Ochsner Health System First Epic Client to Fully Integrate with Apple HealthKit

Ochsner Health System (LA) announces that it has connected its Epic EHR with Apple’s HealthKit to capture daily weight readings from wireless scales that are issued to heart failure patients enrolled in the health system’s remote patient monitoring program.

Health Care Website Fix Cost Mass. Additional $26M, Patrick Says

Massachusetts Governor Deval Patrick announces that the state’s health insurance exchange is fixed, costing $26 million to repair and bringing the total cost of the exchange to $254 million.

Morning Headlines 10/7/14

October 6, 2014 Headlines 1 Comment

BD to Acquire CareFusion for $12.2 Billion

Becton Dickinson will acquire smartpump manufacturer CareFusion for $12.2 billion in cash and stock. The deal comes out to $58 per share, a 28 percent premium on Friday’s closing price.

NantHealth Completes $320M Series B Equity Investment and Expands Leadership Team with Healthcare Industry Veterans

NantHealth, the health IT startup of healthcare billionaire Patrick Soon-Shiong, raises a $320 million Series B round to accelerate development of its EHR, which it claims will deliver “integrated, evidence-based, genomically-informed, personalized care.”

Can Telemonitoring Reduce Hospitalization and Cost of Care? A Health Plan’s Experience in Managing Patients with Heart Failure

A Geisinger report set to be published in the December issue of Population Health Magazine finds that telemonitoring programs targeting heart failure patients reduced overall hospitalization rates and led to a savings of $3.30 for each dollar spent.

Progress report: Open Test Method Development Pilot Program

The ONC publishes an update on its Open Test Method Development program, in which EHR certification testing standards for ePrescribing and clinical decision support features are being created through a community-led development process.

Morning Headlines 10/6/14

October 5, 2014 Headlines 3 Comments

Facebook plots first steps into healthcare

Reuters reports that Facebook is exploring health care solutions, including disease-specific online support groups, and Facebook connected digital health apps.

Hewlett-Packard Plans to Break in Two

The Wall Street Journal reports that HP will split into two separate companies, with an announcement expected Monday. The company will split its personal-computer and printer business away as one entity, and establish the other with its corporate hardware and services operations. 

Clarification from Texas Health Resources

Texas Health Resources retracts an earlier statement it made blaming its EHR (Epic) for allowing an Ebola patient to be discharged after an ED physician failed to notice that nurses had documented recent West African travel in the system.

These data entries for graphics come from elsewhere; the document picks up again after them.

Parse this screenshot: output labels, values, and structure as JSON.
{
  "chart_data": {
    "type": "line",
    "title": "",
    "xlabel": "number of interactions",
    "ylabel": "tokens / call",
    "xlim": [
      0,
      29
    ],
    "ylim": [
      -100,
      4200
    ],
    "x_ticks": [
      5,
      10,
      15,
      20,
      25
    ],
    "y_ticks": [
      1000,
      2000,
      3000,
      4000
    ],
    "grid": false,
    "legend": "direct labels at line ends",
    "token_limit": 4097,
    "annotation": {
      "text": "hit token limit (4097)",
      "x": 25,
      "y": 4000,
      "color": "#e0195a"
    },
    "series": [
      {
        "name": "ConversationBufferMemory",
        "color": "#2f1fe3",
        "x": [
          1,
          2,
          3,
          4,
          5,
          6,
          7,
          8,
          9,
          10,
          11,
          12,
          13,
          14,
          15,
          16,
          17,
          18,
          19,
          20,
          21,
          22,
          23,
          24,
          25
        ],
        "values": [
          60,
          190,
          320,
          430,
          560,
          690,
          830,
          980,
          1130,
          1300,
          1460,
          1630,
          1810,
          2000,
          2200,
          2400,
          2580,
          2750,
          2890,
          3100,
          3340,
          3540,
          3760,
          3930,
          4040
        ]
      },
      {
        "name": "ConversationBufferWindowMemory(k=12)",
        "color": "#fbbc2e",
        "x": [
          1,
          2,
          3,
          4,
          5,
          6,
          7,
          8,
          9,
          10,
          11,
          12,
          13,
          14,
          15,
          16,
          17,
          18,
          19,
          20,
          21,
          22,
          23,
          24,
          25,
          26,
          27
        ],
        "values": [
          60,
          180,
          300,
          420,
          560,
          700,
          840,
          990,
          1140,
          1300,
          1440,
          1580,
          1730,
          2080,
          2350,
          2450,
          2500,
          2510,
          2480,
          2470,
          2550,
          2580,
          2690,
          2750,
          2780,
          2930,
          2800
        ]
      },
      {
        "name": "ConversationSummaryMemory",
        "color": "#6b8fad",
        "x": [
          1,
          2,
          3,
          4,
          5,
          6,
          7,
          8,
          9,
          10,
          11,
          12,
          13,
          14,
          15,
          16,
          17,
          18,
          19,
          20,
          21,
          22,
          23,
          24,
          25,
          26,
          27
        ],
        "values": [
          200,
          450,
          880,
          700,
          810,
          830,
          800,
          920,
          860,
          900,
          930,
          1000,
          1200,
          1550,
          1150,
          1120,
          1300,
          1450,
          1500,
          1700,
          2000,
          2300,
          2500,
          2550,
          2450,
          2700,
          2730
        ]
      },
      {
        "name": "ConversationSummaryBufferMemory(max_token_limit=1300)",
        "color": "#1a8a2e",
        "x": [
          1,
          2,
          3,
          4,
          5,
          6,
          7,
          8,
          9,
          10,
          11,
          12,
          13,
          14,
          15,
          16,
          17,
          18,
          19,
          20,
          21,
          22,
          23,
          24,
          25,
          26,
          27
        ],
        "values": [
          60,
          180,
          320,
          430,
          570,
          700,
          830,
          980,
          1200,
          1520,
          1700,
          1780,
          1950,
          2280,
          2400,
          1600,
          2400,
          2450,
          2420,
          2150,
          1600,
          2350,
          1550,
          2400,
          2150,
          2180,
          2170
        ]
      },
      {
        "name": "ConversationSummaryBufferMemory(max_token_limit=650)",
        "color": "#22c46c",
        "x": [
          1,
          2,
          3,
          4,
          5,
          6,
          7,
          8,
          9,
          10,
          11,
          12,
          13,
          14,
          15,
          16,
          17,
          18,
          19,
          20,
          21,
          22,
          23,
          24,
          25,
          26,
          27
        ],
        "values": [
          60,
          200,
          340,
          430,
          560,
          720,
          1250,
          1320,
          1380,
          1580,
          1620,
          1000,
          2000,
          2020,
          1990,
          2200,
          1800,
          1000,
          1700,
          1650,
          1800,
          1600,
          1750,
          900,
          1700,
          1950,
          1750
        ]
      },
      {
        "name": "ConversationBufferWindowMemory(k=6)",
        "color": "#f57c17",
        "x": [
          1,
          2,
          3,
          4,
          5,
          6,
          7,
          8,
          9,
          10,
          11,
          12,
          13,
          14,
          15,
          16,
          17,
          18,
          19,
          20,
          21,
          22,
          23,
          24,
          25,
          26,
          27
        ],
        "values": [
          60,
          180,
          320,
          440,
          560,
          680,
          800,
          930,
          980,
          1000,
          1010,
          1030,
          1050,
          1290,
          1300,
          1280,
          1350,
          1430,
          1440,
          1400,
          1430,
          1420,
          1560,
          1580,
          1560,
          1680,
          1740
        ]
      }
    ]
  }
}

Ebola dropped-ball diagnosis linked to hospitals’ IT culture

Athenahealth CEO Jonathan Bush jumps at the opportunity to mention that if the country ran its health IT platform on the cloud then time sensitive alerts, like warning of recent West African travel in patients with flu-like symptoms, could be built into physician workflows at a national level very quickly, rather than at each individual hospital. He says, “I hope soon that nobody will be on enterprise software and these things will be managed by people across thousands of hospitals."

Morning Headlines 10/3/14

October 2, 2014 Headlines 9 Comments

HealthCare.gov Delays Web Host Switch

CMS misses its opportunity to switch web hosts for Healthcare.gov, and will now have to stay with Verizon through the remainder of the 2014/2015 enrollment period. Verizon’s hosting platform was cited as one of the problems that caused outages during last years failed launch.

Update on VA’s scheduling software system

VA CIO Stephen Warren clarifies that a new scheduling system will be installed across the organization’s 163 facilities by 2017, contradicting reports earlier this week that the system may not be live until 2020.

How Much? A Glaxo Goof Remains in the Sunshine Database

CMS’s new Open Payments may be live, but much of the data populating it is reportedly either missing important details, or outright erroneous.

ONC Chief Medical Officer

The ONC posts a job opening for a new Chief Medical Officer to replace Jacob Reider, MD who vacated the position to take over as the deputy national coordinator.